Among, the "facts" cited, the group argues that direct connect does not necessarily mean GDS bypass.
Open AXIS Group stated:

All member airlines have communicated to the GDS providers that they would consider selling optional products and services through indirect distribution channels under the right commercial terms. This includes the ability to differentiate their products and services in a way appropriate for each individual carrier. This gives the airlines access to customers who choose to purchase air travel from accredited third party travel agencies who represent a large incremental revenue opportunity to the airlines. What needs to change is the distribution method, which requires a technology and commercial capability that the GDS have been unwilling to provide as it also creates a system that allows an airline to differentiate not only what is sold, but how it is displayed and sold.
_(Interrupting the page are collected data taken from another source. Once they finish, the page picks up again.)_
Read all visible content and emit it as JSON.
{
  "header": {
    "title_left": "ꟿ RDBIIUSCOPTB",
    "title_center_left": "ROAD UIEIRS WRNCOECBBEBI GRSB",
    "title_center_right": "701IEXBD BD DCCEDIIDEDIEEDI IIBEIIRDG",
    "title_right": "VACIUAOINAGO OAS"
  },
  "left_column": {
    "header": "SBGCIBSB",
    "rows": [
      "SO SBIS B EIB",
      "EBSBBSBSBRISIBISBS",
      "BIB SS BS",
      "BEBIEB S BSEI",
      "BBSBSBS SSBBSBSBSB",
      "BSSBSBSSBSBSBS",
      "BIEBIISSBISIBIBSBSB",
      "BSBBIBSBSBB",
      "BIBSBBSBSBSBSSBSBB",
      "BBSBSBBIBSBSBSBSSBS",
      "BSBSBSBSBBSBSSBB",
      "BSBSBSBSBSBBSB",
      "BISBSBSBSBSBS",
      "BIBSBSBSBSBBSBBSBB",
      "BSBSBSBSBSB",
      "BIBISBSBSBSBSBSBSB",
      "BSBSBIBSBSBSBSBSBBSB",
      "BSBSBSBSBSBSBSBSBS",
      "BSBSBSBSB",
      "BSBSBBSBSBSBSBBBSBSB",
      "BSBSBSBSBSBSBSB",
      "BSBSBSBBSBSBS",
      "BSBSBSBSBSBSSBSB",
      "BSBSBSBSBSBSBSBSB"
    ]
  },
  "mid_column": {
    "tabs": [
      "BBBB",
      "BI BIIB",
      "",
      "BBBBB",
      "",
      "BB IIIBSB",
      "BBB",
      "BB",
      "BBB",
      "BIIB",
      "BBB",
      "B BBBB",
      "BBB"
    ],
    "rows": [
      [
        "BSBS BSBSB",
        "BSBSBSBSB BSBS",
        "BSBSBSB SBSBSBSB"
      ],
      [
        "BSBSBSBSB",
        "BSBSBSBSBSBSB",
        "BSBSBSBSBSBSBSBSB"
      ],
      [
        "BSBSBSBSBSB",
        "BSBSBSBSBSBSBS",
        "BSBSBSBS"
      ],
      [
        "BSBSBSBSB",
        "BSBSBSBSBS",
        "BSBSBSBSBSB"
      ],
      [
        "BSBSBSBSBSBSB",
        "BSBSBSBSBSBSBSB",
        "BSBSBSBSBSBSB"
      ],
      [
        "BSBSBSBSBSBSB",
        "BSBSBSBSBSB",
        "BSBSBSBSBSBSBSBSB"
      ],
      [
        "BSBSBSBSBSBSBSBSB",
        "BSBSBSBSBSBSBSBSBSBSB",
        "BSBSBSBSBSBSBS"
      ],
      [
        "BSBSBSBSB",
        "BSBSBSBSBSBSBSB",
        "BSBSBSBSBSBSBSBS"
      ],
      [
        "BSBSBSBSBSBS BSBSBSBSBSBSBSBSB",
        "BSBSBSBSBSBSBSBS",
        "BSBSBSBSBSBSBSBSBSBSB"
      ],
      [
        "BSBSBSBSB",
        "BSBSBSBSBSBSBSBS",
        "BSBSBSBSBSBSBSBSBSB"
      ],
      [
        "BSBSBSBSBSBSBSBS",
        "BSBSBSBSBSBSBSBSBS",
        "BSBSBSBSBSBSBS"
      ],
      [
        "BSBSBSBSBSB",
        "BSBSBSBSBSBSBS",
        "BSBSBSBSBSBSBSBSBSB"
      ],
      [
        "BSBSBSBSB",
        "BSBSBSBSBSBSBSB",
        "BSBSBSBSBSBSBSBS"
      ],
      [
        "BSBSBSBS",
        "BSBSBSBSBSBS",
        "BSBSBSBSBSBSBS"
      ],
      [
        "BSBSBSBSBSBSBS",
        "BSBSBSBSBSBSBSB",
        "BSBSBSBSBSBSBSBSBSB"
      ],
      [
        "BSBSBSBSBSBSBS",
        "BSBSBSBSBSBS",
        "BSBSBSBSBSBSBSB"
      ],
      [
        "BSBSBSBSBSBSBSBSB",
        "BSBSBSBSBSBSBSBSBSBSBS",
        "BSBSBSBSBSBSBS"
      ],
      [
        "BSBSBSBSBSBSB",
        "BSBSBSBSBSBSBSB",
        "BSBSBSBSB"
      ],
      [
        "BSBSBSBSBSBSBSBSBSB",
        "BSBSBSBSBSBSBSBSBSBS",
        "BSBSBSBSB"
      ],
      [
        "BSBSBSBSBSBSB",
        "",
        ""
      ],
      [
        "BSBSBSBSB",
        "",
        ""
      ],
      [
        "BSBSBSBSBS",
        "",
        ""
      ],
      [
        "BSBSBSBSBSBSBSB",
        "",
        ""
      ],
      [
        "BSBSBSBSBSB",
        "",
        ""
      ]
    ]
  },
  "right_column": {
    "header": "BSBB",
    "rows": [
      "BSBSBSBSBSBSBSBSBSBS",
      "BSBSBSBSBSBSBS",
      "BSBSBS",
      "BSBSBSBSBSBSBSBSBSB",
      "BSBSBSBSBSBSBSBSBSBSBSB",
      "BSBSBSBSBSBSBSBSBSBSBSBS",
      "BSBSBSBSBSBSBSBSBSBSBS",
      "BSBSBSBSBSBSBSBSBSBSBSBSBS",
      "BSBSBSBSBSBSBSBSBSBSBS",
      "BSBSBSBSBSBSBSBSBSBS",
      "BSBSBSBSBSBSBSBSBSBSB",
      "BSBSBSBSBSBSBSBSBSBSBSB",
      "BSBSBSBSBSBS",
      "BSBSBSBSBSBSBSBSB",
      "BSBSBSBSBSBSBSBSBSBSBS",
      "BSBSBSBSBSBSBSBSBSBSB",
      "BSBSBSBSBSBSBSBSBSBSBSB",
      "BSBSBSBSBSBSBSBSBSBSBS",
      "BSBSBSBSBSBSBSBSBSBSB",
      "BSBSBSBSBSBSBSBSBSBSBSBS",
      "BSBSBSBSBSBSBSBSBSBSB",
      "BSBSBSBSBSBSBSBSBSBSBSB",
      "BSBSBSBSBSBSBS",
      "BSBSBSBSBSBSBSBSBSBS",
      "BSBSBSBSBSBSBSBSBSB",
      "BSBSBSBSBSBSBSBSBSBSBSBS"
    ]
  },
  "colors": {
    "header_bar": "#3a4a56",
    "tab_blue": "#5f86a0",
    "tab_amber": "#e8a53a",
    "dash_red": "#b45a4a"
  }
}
The Open AXIS Group distribution standard is inclusive to all distribution channels, either direct to an agency or via the GDS network.
In an interview this morning, before Sabre's actions became public, Young indicated that although American has been the most vocal and public airline about its merchandising and direct-connect strategy, "every airline has a merchandising strategy."
"I'm sure other carriers are looking at that [American Airlines Direct Connect] and other options moving forward," Young said.
Many of these airlines will use technology partners, ranging from Farelogix to HP and Datalex, to help facilitate their merchandising strategies, Young noted.
"A lot of airlines are working on their strategies and will make it public when they are ready," Young said, adding that it "makes no sense" for airlines to keep their merchandising strategies secret forever.
It doesn't look like the supply chain will heed Young's call for dialogue any time soon -- given the events of the past few weeks.
The major reason is economics.
Douglas Quinby, PhoCusWright's senior director of research, notes that American Airlines Direct Connect challenges the very notion of a GDS as a shopping vehicle for intermediaries.
In an article about the distribution spat, Quinby writes:

What does American's Direct Connect platform have to do with this? Today, when a consumer shops for airfares via a travel agency (online or off), the 'shopping and faring' is handled by the intermediaries (the agency or the GDS). In other words, it is the software of the agencies and the GDSs that decide which flights and fares are displayed for a given search request. Airlines file their schedules and fares with ATPCO, and the agencies and GDSs search against those fares. Airlines have little say in what gets displayed to travelers.
American wants to change this. In its model, the search query would be passed from the agency to its Direct Connect, and they would determine what flights and fares to display. And American wants all intermediaries – whether an agency or a GDS – to access its content through its Direct Connect. The significance of this cannot be understated. This is nothing less than a battle for control of airfare search results.
The National Business Travel Association also chimed in about the dispute, saying: "Business travel buyers will ultimately foot the bill for marketplace fragmentation caused by airline initiatives that push the travel distribution marketplace in the wrong direction – away from transparency and competitiveness and toward confusion and higher costs.”
Corporations would have to foot the bill if travel management companies are required to increase capital expenditures "to capture these direct-connect fares ... ," the NBTA argues.
The NBTA added:

Businesses that rely on clear and transparent fare information to negotiate for and maintain airline discount programs will find it far more difficult to track volume and enforce travel policies in a fragmented market. This will ultimately result in higher costs for business travel buyers.